たとえば、男性向けのゲームで、女性に人気があるイラストレーターのイラストを出しても売れません。
ちゃんとどのようなユーザー層がいるのかを見極めて出す必要があります。

そして、人気のイラストレーターであればあるほど、金額が高いです。
ちゃんと回収できるかなども考慮しなければなりません。

今では完全にイラストだけで売れることは難しいでしょう。

ストーリー

最後にストーリーについてです。
これはどちらかというと「キャラクター性」と言った方がわかりやすいかもしれません。

つまり、好きなキャラクターであればつい買ってしまうというのがあります。
アイドルマスターなどの「アイドル系」のゲームで使われる手法です。

もちろん、アイドル系のゲームだけではなく、どのジャンルのゲームでも通用する手法になります。
お気に入りのキャラクターであれば、たとえ弱かったとしても集めたくなるわけです。

キャラクター性なので、ゲーム内で見ることが目的となりますので、ゲーム上で買う意味があります。

ではキャラクター性で売ることのデメリットについて解説します。
一番の難点はある程度登場させて「ユーザー認識度を高く」しないといけません。
つまり、完全に新規のキャラクターの場合は「え? 誰?」となりますので、全く売れません。

なので、キャラクター性で売るためにはある程度の仕込みの期間が必要です。
メインストーリーやイベントストーリー、キャラクタークエストなどで登場させて、ユーザーにそのキャラクターを知ってもらうのです。
そして、そのキャラクターが気にってもらえれば、満を持してガチャで登場すると買ってもらえるというわけです。

もしくはパッケージ化するという手法もあります。
これはどういうものかというと、例えば10人衆という組織を作ったとします。
つまり、十人一組のキャラクターたちです。

人には「収集欲」というのがあります。
集めたいという欲です。
10人衆のうち4、5キャラ手に入れれば、残りのキャラクターも手に入れたいという欲が出てきます。
それが多少好きなキャラクターじゃなかったとしてもです。
完全に思考としては「10人衆を集めたい」というものになっているので、10キャラクターが売れるというわけです。

ですが、このパッケージ化もちゃんとパッケージとなるグループをしっかりとユーザーに認識してもらわないといけません。
設定のみで、ということもできますが、やはりストーリーなどで見せたほうが効果はあるでしょう。

さらにデメリットとしては、「人気が読めない」というのがあります。
意図して人気キャラクターを作れれば苦労はありません。
どんなキャラが当たるかなんていうのは、誰にもわからないのです。

なので、色々なゲームでは「人気投票」をやることで、その傾向を調べていくわけです。

最後に

ガチャキャラクターの売り方の要素について解説してきました。
読んでいただけるとわかると思うのですが、1つの要素では難しいです。

つまり、イラストと性能を合わせる形や、イラストとキャラクター性を合わせていくことで、よりユーザーに欲しいと思わせることができます。

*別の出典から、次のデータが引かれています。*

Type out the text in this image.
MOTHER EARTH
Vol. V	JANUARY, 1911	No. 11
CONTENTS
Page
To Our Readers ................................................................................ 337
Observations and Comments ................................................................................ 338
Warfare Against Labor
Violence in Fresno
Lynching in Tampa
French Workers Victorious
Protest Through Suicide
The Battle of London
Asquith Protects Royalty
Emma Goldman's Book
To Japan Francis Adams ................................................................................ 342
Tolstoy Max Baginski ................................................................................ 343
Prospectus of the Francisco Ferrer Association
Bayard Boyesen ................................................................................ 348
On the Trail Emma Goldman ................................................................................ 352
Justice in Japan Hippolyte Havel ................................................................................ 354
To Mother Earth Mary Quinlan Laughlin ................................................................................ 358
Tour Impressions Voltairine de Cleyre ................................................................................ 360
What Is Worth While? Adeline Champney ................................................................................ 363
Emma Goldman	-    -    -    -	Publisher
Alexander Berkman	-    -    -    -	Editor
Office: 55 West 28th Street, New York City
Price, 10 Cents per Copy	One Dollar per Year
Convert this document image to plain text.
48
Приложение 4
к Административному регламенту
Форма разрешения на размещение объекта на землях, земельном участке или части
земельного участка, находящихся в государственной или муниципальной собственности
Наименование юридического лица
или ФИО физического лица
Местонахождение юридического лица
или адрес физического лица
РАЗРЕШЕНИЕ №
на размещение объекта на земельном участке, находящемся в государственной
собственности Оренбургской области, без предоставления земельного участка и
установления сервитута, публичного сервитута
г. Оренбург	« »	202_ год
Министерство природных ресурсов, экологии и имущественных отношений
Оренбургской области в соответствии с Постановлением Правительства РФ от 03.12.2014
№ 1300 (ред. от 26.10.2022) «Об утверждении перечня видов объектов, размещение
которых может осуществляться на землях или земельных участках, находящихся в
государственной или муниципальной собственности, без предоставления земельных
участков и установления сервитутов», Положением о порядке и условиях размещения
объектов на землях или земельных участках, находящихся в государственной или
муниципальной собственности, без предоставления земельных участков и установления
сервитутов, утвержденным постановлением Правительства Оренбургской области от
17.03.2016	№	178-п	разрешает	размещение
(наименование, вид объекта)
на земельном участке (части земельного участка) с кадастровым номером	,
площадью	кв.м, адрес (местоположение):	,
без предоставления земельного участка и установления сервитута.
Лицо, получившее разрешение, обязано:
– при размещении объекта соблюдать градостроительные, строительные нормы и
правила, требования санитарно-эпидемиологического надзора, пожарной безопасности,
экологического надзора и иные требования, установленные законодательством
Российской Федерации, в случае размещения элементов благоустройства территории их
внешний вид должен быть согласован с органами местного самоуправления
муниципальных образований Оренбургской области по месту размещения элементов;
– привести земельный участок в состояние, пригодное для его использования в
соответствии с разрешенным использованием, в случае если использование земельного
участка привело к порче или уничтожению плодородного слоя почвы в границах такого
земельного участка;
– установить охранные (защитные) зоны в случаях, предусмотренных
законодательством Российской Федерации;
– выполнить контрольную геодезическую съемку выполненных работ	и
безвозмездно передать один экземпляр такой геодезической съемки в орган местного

なんにしてもユーザーは「ゲーム」をしにくるわけです。
いくらお気に入りのイラストやキャラクター性があったとしても、ゲーム内でまるで使えないとユーザーも冷めてしまいます。
ですので、ある程度の「性能」や「使える状況」を用意するといいでしょう。
(これが一番難しいのですが……)

また、最近はキャラクター自体を好きになってもらうために、キャラクタークエストと呼ばれるストーリーを付けるゲームが多くなってきました。
昔はついているほうが珍しいくらいだったのですが……。

やはり、時代によって売り方も変わっていきます。
ですので、今回挙げた要素にこだわるのではなく、他のゲームではどうしているのかのアンテナを常に張っておくことが重要です。

いかがだったでしょうか?
少しでもあなたの参考になっていただければ幸いです。

それでは今回はこの辺で。
最後まで読んでくださり、ありがとうございました。